Энергетический кризис, безработица, инфляция… Эти слова порою кажутся пустыми идолами. А я ведь уже не идолопоклонник. Но когда читаешь их в сообщениях иностранных газет, то задумываешься над ними, как над чем-то реальным, существующим в наше время.
А иностранная печать мельтешит сегодня вот какими сообщениями:
«Исполнительный директор Национального совета организации по проблемам детей и юношества в США Джудит Холмс подсчитала, что в условиях стремительной инфляции до 70 процентов бюджета в семьях бедняков уходит на приобретение продуктов, причем самых дешевых и малопитательных. За последние два года стоимость бобов, одного из основных продуктов питания американской бедноты, поднялась на 256 процентов, риса на 114 процентов. Бедняки не могут обеспечить детей нормальным питанием… Ежедневно пять миллионов ребятишек ложатся спать голодными».
Лондонская «Ивнинг Стандарт» начала помещать материалы под новой рубрикой «Кулинария в период кризиса». Первым был опубликован рецепт: «Как испечь пирог без сахара».
В голландских газетах появилось объявление: «Требуется на работу пастух». Поступило 240 предложений. В том числе от бывшего директора школы, врача-психиатра, инженера-строителя, адвоката, учителя, медсестры. Остальными кандидатами оказались безработные самых разных профессий.
Ничего утешительного. Две трети населения Австрии не видят никаких перспектив улучшения положения в новом году. Для страны характерны пессимизм и разочарование — к такому выводу пришли социологи Института рыночного и социального анализа (ИМАЗ) в Линце, проведя опрос общественного мнения по стране. Особую озабоченность своим будущим высказали ремесленники и крестьяне Австрии. 84 процента опрошенных этой категории лиц заявили, что новый год несет дальнейшее разорение и безработицу…
Память опять возвращает меня в детство. Шла Великая Отечественная война… Мы идем по узкой таежной тропе. Громадные кедры, пихты, ели стоят, будто схватившись за руки, охраняя угрюмую тишину леса. Лишь ветер иногда пробежится по вершинам деревьев. А так — ни птицы, ни зверя. И мы на грани голодной смерти. Об этом говорил дедушка. Вчера и сегодня говорил. Поэтому жители нашей маленькой деревушки решили пойти на «святое место» — к капищу таежных богов.
Рядом с тропинкой зияли глубокие ямы, заросшие ельником, травой, мхами, из ям торчали колья, какие-то острые железяки на древках…
— Осторожно! Самострелы! — сказал кто-то. — Может, еще не сгнили.
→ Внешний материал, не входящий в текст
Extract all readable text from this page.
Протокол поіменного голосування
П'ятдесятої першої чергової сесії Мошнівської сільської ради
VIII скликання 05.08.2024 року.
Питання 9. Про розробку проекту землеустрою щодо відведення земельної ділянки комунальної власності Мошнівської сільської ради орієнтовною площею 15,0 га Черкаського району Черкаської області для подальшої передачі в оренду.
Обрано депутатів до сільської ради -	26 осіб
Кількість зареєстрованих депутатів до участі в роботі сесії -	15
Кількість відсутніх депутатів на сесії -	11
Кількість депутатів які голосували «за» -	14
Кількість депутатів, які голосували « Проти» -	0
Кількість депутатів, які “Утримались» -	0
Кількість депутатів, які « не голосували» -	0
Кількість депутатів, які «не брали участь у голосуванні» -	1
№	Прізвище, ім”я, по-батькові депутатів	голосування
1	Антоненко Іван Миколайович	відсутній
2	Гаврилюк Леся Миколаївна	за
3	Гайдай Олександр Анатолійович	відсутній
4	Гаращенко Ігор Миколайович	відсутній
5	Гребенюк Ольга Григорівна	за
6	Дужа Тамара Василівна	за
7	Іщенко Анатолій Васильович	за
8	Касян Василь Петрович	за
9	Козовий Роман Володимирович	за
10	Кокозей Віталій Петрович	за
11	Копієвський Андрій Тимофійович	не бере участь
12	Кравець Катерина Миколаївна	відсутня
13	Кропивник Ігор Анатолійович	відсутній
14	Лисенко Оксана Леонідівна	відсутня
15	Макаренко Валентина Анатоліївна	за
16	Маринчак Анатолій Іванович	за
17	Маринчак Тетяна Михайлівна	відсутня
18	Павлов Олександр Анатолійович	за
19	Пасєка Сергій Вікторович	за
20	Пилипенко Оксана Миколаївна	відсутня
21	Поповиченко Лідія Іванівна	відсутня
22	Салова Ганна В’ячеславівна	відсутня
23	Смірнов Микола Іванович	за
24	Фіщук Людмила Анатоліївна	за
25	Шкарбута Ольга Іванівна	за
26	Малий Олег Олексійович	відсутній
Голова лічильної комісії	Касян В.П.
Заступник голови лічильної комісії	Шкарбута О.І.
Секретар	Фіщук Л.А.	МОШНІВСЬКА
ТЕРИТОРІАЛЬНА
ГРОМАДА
Тропинка, по которой было так страшно идти, выскочила к светлой полянке. Посреди нее стояла лиственница. Она была высокой, будто и на самом деле упиралась в небо. Так говорят в сказках про высокое дерево. Эта лиственница, действительно, казалась сказочной. Такая толстая — только вдвоем и обхватишь. На ветвях, похожих на корявые руки великана, висели рога оленей, и черепа лошадей, и какие-то чаши, и стрелы с поржавевшими железными наконечниками, и истлевшие лоскутья шкур и тканей. На вершине дерева что-то чернело.
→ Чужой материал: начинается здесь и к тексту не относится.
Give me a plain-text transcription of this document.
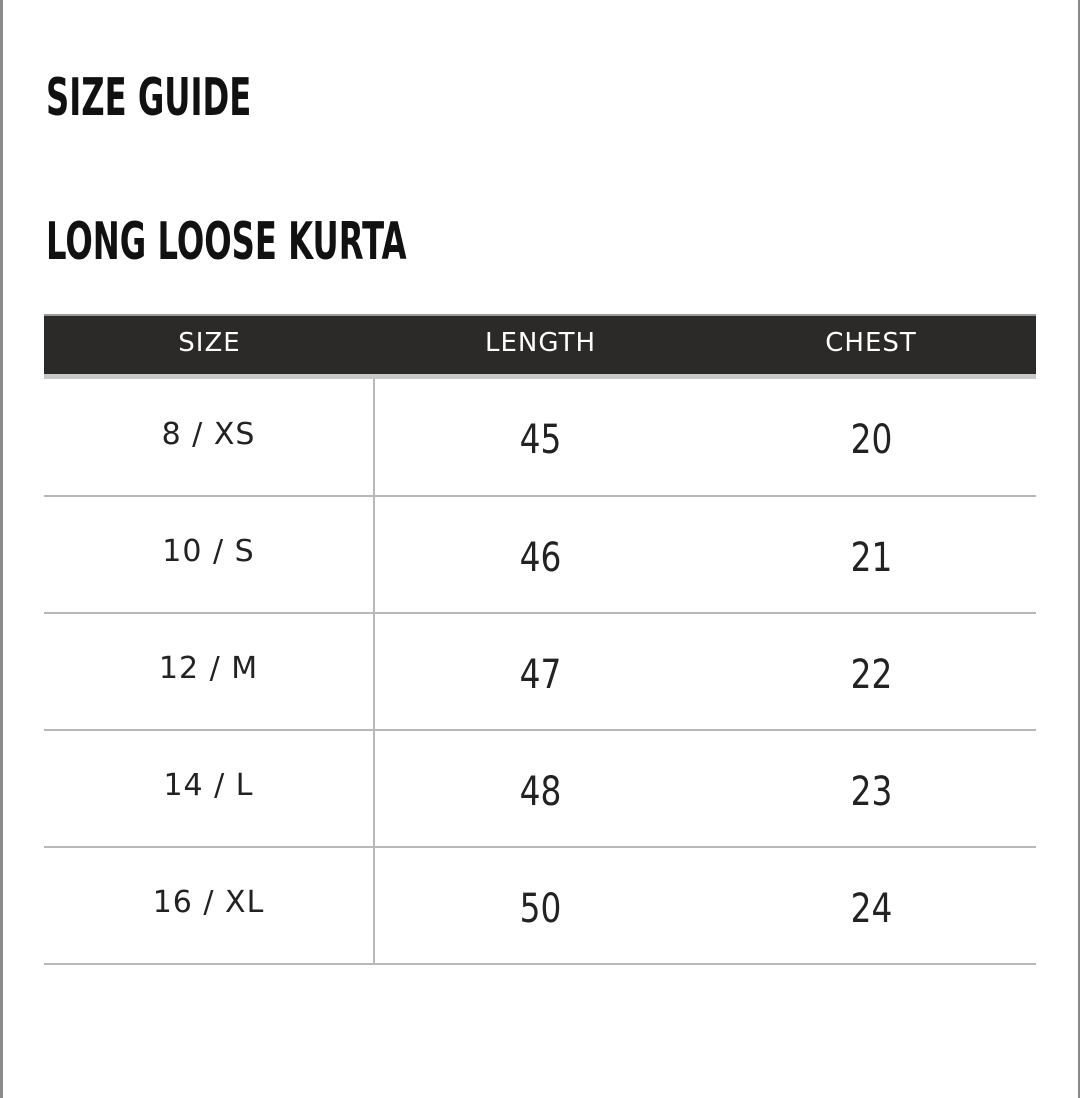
SIZE GUIDE
LONG LOOSE KURTA
SIZE	LENGTH	CHEST
8 / XS	45	20
10 / S	46	21
12 / M	47	22
14 / L	48	23
16 / XL	50	24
— Это гнездо, — сказал мне дедушка. — Его свила орлица.
Орлица — птица вещая. И дерево, на котором она вьет гнездо, священное.
Некоторые узоры на стволе мне показались знакомыми. Я их видел на «говорящих дощечках» дедушки. Дедушка пытался научить меня читать эти знаки, как школьники читают книгу. Грубо вырубленные линии напоминали лягушку. Это был собственный знак другого старика — давнего приятеля дедушки, который жил в соседней избушке. На лодке-калданке был вырезан этот знак, и на весле, и на топоре. Говорят, его род произошел от лягушки. А мы — от медведя. На лиственнице немало изображений медвежьих лап. Значит, наш род был когда-то немаленьким. Такая пятипалая лапа вырезана и на прикладе старой ржавой берданки с кремнем и пороховницей. Это дедушкино ружье лежало рядом с чучелом медвежьей головы в священном углу чердака. Летели по стволу и крылатые рога лося. И маленький тетерев сидел, склонив набок голову. Скакал соболь, смотрело круглое солнце, плыла щука, выставив вперед зубастую челюсть.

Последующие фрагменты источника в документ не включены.